Teaching professionalism and guarding against its abuse are major challenges for all medical specialties. Regan and colleagues, Residency Directors in Emergency Medicine, considered interpersonal and communication skills and professionalism to identify “common content themes.” They agreed that common themes exist and questioned whether they were more universally applicable, specifically thinking about 12 other disciplines including anesthesiology. From this review, professionalism and interpersonal and communication themes were cataloged within the article with accompanying suggested remediation strategies if they were breached. This schema can serve anesthesiology faculty well as they identify resident trainees who lack these essential skills. Grimm and colleagues considered the potential negative impact of residency postinterview communications upon the match process for positions in graduate medical education programs.
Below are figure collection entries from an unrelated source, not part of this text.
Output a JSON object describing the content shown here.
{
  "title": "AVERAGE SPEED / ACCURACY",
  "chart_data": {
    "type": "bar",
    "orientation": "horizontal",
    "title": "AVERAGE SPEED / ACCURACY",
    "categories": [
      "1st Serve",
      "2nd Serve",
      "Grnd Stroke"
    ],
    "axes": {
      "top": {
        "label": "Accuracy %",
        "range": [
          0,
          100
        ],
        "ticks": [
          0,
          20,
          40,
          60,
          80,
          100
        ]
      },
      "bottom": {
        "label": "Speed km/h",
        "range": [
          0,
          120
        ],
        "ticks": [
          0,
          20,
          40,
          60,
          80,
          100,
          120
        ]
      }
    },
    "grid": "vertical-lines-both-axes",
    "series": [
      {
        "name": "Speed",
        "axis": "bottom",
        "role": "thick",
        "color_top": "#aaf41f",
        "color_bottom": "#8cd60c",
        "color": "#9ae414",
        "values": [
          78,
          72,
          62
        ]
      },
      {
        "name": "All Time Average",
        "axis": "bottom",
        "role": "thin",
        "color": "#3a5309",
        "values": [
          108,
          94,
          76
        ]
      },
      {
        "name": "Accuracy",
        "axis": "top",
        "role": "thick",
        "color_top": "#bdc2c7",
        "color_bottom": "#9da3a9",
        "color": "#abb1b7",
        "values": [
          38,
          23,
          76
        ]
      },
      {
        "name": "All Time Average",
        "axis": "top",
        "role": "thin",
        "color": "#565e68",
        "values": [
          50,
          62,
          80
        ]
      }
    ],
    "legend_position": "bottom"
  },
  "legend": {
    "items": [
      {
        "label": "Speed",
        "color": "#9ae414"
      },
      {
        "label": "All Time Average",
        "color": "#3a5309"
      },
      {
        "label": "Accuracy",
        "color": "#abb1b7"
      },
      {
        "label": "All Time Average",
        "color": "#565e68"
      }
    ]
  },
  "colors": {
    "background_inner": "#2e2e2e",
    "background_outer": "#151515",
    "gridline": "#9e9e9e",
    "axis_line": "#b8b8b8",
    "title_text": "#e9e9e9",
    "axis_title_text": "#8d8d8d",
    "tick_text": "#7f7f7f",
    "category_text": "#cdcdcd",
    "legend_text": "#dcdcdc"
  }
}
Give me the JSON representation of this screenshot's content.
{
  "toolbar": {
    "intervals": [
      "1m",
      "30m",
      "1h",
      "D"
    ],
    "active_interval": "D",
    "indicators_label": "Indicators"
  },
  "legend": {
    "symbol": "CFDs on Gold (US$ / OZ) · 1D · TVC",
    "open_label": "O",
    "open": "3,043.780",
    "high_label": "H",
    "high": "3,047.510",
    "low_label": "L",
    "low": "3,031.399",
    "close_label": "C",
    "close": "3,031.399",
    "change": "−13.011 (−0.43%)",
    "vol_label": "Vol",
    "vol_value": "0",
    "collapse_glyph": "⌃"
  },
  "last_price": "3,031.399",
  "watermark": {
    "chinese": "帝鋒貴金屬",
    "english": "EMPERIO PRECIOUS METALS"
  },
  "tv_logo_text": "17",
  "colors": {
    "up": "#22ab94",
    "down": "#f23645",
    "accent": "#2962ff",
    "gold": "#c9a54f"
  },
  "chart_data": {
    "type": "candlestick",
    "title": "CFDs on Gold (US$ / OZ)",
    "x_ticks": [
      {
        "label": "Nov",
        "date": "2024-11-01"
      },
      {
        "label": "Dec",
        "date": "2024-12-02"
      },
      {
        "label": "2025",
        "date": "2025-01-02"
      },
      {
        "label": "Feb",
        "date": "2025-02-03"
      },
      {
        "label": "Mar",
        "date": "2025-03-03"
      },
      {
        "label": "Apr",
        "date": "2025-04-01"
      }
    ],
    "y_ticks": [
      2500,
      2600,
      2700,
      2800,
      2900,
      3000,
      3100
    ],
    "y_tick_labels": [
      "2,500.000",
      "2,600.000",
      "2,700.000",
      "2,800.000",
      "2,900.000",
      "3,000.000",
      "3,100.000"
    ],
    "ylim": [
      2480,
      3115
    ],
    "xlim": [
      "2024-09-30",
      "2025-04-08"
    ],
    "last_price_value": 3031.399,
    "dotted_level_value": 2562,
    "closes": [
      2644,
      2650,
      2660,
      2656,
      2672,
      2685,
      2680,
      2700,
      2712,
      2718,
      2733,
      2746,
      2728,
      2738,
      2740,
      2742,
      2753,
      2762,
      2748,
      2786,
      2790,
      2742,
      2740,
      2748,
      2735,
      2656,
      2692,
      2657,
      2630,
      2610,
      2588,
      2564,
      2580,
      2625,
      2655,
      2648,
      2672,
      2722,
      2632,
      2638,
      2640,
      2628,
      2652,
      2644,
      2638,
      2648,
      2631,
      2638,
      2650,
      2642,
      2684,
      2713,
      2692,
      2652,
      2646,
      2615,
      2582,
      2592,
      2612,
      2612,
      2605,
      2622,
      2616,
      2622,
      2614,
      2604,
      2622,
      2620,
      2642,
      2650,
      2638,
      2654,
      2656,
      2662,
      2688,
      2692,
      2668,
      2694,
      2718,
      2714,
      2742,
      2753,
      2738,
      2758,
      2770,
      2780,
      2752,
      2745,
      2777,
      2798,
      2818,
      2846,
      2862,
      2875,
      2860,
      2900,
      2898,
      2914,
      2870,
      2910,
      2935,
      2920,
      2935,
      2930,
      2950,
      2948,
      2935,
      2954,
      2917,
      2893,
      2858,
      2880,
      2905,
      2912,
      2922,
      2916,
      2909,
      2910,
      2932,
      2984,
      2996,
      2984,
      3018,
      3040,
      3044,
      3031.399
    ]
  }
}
Data collected from programs and applicants included such match violations (unprofessional behaviors) as applicants falsely claiming they would rank a program as their first choice and programs making misleading statements to applicants that would impact the candidates’ eventual ranking determination. These authors propose recommendations about communication after the interview to reduce ambiguity and undue influence upon applicants as they determine their best match ranking priorities.